By Sam Coxhead of www.directfx.co.nz
The Australian Economy:
It has been an interesting week for the Australian economy. After last week’s larger than expected cut to the cash rate from the RBA, economic indicators have been better than expected. Building approvals, retail sales and yesterday’s employment numbers were all buoyant. The unemployment rate dropping back to 4.9% is a strong headline number, albeit the detail was not so sturdy. Of the jobs growth on the month, added part time jobs of 26k countered for a 10.5k fall in full time employment. Importantly the participation rate fell, easing the way for the reduced unemployment rate. The Chinese trade balance indicated lower demand for imports, and that is a negative sign for Australian exporters. Today’s Chinese inflation numbers showed al level if 3.4% vs an expectation of 3.3% and a previous of 3.6%. A lower than expected number would be AUD positive. Next week’s focus will be the release of the RBA monetary policy meeting minutes, from last weeks meeting. Given the surprise magnitude of the cash rate cut, these minutes will be closely followed.
The US Economy:
A relatively quiet week for economic data in the US. The April Federal Budget surplus of 59.1B was the largest since April 2008, and is encouraging. US interest rates have pushed down to low levels, as demand for the safety of interest rate bearing bank investments has increased, in response to escalating fears about the situation in Europe. Next week sees inflation, retail sales, construction and manufacturing numbers all released. Closely followed will also be the FED’s monetary policy meeting minutes on Wednesday. The lower oil price has been USD supportive over the last couple of weeks, but the downward momentum has eased considerably, stablising the FX ranges as a result.
The UK Economy:
Housing numbers still indicate a sector under pressure in the UK. Manufacturing numbers yesterday were stronger than expected and are somewhat encouraging. The focus for the week has been the Bank of England (BOE) monetary policy decision yesterday. The BOE left monetary policy unchanged and the market awaits the meeting minutes in two weeks for further insight to the current feeling of the board. The European situation has the potential to rapidly alter outlooks, so these will be closely watched.

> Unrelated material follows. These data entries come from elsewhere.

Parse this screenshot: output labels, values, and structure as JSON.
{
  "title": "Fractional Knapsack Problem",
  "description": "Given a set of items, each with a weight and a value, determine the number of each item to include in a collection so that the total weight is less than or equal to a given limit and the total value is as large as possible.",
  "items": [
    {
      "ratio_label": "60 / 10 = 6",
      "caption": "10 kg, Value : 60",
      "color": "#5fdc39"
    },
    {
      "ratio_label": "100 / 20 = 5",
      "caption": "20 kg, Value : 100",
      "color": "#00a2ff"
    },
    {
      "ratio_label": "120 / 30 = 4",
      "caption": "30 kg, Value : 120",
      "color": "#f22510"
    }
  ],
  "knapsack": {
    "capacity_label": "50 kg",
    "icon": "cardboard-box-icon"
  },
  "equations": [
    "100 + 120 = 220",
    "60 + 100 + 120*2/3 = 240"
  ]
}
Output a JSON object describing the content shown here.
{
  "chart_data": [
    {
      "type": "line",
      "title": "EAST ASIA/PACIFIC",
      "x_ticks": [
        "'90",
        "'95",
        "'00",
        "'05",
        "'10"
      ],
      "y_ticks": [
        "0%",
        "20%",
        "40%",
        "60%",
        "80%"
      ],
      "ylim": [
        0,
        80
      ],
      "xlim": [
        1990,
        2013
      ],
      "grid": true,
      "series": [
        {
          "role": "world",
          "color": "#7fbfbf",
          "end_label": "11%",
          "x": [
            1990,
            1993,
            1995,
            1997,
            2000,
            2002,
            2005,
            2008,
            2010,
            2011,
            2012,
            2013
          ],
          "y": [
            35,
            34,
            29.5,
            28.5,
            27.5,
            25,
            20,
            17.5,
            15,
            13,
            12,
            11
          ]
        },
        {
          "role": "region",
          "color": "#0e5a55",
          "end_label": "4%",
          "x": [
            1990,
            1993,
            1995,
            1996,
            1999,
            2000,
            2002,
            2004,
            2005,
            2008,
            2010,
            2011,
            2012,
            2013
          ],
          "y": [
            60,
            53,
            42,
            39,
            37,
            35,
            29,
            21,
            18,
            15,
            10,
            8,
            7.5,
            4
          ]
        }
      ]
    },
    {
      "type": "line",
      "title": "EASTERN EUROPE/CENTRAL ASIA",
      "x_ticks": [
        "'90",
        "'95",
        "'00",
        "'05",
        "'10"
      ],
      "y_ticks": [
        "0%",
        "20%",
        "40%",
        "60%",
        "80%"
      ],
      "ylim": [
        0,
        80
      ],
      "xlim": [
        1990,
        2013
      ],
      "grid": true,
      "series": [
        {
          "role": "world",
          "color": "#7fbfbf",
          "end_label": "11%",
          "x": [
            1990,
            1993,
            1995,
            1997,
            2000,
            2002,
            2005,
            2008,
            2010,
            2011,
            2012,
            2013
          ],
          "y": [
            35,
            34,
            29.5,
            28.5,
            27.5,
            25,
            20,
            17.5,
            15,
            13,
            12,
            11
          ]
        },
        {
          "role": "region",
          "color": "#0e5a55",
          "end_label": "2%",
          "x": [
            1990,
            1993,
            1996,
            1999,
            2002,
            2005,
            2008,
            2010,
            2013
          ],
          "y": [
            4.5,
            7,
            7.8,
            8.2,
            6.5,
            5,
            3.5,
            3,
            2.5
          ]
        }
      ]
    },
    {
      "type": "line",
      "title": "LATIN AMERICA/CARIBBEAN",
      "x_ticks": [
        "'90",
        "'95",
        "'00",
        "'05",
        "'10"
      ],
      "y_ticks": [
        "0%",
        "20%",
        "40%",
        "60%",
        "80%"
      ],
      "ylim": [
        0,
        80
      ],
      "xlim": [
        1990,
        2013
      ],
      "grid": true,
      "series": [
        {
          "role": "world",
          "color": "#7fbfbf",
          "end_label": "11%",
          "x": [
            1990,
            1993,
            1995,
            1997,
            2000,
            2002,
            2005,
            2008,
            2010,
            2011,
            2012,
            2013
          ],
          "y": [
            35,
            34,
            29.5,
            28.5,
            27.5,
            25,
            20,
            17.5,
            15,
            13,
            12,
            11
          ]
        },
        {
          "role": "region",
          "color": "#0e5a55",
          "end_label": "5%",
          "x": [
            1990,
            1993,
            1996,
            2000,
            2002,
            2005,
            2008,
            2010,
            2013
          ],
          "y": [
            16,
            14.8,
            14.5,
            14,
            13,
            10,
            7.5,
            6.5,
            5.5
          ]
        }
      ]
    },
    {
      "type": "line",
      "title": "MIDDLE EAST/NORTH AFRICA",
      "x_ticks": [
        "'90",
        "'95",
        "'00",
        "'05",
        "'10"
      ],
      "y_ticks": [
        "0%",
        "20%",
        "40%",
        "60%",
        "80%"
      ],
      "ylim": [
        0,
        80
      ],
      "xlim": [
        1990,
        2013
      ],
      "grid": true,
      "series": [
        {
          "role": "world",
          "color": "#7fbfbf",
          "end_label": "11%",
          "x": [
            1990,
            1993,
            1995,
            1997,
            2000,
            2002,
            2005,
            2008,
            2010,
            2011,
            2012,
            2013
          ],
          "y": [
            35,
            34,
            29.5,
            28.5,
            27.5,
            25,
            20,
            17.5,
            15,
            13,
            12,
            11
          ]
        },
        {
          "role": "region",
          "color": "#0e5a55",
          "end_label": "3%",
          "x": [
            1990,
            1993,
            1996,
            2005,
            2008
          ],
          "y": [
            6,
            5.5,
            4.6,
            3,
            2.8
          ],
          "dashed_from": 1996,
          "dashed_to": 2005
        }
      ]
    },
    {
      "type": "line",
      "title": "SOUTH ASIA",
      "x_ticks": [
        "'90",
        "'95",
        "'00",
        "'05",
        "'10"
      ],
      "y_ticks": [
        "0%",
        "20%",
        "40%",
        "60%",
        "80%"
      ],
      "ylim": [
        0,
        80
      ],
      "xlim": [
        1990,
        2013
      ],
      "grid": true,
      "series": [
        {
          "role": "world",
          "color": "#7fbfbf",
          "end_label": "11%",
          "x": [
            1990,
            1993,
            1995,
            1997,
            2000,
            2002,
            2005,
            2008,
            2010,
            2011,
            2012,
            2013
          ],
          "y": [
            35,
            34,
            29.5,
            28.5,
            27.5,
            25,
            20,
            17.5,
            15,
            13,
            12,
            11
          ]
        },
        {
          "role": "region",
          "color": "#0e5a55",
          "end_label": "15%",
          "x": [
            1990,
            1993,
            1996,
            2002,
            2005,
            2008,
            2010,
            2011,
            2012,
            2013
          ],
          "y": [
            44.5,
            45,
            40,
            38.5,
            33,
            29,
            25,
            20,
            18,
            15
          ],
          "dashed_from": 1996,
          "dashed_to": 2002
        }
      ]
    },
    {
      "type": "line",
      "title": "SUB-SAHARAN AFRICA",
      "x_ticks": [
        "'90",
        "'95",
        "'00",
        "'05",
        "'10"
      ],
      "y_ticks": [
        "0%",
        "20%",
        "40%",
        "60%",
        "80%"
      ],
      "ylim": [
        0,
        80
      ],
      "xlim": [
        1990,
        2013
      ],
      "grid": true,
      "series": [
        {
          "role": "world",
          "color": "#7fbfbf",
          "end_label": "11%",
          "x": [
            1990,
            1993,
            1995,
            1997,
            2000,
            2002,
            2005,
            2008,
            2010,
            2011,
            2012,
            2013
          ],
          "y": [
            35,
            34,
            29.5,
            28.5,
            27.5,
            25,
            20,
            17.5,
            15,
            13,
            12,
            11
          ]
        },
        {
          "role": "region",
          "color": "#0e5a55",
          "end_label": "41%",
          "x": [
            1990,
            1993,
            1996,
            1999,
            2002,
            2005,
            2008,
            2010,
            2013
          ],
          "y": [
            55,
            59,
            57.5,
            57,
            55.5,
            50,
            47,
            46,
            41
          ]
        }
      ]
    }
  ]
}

The latest inflation numbers are due next week, and these will be closely watched.
The New Zealand Economy:
There has been little in the way of economic data released in New Zealand this week. Of influence has been the somewhat strange goings on in the interest rate markets. Over the last week, a perfect storm of a global move lower in interest rates, the RBA cutting their cash rate by 50pts, and last week’s jump in the unemployment rate, has seen unusual price action in the NZ interest rate market. Early in the week, the market had moved to price an 80% chance of a cut in the cash rate from the RBNZ. This move was driven by wholesale investors scrambling to cover positions and a very illiquid market. It is highly unlikely the RBNZ would consider cutting the cash rate, with the value of the NZD having moved over 4% lower, on a trade weighted basis, in the past month. The European situation would have to escalate to new levels, to open up that scenario, and it would be driven by a freezing of credit markets offshore. Next week’s focus will be on the retail sales number for the first quarter due Monday. Fonterra bi-monthly diary auction results will also be closely watched.
The Canadian Economy:
There has been relatively little focus on the Canadian economy so far this week. The oil price stabilising after its recent weakness will be supportive of the oil exporting regions. Volatile building numbers were demonstrably better than expected on Monday. Later on today employment numbers get released and these provide the real focus for the week. Next week along with second tier wholesale sales and manufacturing numbers, Friday’s inflation numbers will provide the focus.
The Japanese Economy:
In Japan this week the trade balance data pointed towards improved levels of exports which is encouraging. As expected various finance officials have been playing lip service to the strong nature of the YEN, but given the wider market risk aversion evident for most of the week, any action would be fool hardy at this time. Next week the preliminary first quarter GDP numbers on Thursday provide the focus.
The European Economy:
In Europe this week the weaker economic data has coupled itself with increased political uncertainty to escalate fears about the ongoing viability of the single currency. Anti-austerity slogans have seen the rise in popularity of left wing parties in Greece. There is little chance of the coalition being cobbled together and another election is likely at some stage soon. Concerns about the ability of the Spanish to reduce deficits further clouds the outlook in Europe. Tensions around the austerity drive and a lack of growth point towards a bumpy road for Europe over the medium to long term. Next week sees GDP numbers released and no doubt these will make dismal reading for the most part.
Of note :
For the most part this week has been about risk aversion. The escalation of uncertainty in Europe on both economic and political levels, are directly driving the risk aversion. With the likes of the Chinese Investment Corporation publically standing back from any new investment in European debt, the feeling is one of coming to a turning point. The transition of power in France is a focus. Across Europe there is populace movement away from austerity measures, that are at the heart of core member Germany’s leadership. It is hard to see any material recovery in risk appetite in the short term, given the current sentiment.